The mechanism of action of DNA vaccine
Current studies have shown that the immune response induced by DNA vaccines includes both humoral immunity (specific antibodies) and cellular immune responses with longer memory times and cell killing power. It is generally considered that after the nucleic acid vaccine is introduced into the body, it is taken up by surrounding tissue cells, antigen-presenting cells or other inflammatory cells. The plasmid DNA molecules taken up by tissue cells such as muscle cells are then transcribed into mRNA in the nucleus and then transferred to the cytoplasm for translation into antigenic protein molecules. An antigenic protein molecule secreting cells released into the interstitial space is captured by an antigen-presenting cell, processed into an antigen peptide, and presented to the T cell to initiate an immune response. APCs in peripheral lymphoid organs directly ingest nucleic acid vaccines, express antigens and present them to T cells, triggering an immune response. Dendritic cells are the most important antigen-presenting cells in the process of nucleic acid immunization, while B cells do not participate in antigen presentation during nucleic acid immunization. After eliciting an immune response, the cytotoxic T cell response recognizes and kills the muscle cells expressing the foreign antigen, causing the myocyte to dissolve and release the intracellular antigen, and APC directly acquires the antigen from the injection site, and then initiates the subsequent immune response. The combined action of several pathways allows DNA vaccines to stimulate T lymphocytes via the histocompatibility complex MHC I and MHC II pathways, as well as activate B lymphocytes. Tissue cells such as muscle cells may play a role in storing plasmids and releasing them during the immunization process.
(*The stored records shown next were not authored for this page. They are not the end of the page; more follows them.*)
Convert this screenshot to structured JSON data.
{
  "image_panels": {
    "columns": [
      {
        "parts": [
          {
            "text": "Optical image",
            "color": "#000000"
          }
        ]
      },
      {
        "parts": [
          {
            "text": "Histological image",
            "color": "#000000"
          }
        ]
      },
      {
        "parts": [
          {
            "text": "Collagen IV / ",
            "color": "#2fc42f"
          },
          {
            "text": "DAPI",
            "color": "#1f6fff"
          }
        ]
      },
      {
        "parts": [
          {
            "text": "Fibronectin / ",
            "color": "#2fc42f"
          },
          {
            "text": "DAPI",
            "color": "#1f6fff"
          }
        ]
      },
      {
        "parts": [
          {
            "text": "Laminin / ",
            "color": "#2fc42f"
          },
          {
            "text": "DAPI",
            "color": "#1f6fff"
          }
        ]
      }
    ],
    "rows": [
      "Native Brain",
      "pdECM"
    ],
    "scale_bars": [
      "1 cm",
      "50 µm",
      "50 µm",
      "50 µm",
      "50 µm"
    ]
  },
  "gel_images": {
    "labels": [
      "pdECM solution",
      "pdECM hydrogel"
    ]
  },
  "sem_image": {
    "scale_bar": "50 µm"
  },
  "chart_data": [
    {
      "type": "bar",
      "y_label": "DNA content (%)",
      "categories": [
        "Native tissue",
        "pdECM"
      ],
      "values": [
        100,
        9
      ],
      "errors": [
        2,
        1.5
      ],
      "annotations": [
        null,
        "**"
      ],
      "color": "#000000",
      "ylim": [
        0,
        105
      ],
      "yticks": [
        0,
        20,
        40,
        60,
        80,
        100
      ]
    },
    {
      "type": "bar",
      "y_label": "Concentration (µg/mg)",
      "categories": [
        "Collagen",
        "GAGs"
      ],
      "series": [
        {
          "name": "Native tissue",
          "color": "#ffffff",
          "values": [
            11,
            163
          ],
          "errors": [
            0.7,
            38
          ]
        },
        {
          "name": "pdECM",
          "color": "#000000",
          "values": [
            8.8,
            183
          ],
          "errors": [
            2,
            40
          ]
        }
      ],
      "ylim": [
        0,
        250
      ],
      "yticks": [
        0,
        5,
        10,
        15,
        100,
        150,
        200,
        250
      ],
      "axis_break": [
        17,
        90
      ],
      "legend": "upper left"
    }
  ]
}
DNA vaccines are a relatively new development in the field of vaccinology, and this approach is now moving toward rational DNA vaccine design. Strategies include optimizing vector backbones, transgenic sequences, co-expression stimuli, introduction systems for vectors, and targeting vectors for obtaining appropriate immunostimulation. Another consideration is the use of design methods to optimize gene expression. Since been discovered, DNA vaccine has entered a new stage after more than 10 years of development. Due to its ease of use and wide application, it has become a trend in the development of new vaccines in the 21st century. Although the DNA vaccine itself is relatively less immunogenic, recent studies have shown that DNA vaccines are primed, enhanced with recombinant viral vectors or recombinant protein vaccines, and are extremely effective in activating the immune system and inducing a strong immune response. This prime-boost immunization program has been used as a new vaccine model. The effects of DNA vaccines are determined by factors such as the plasmid itself, vaccine adjuvants, and immunization protocols, and their interactions. There are many strategies for enhancing the immunological or therapeutic effects of DNA vaccines, including optimization of antigen expression, selection of immune pathways, delivery vehicles, and selection of adjuvants.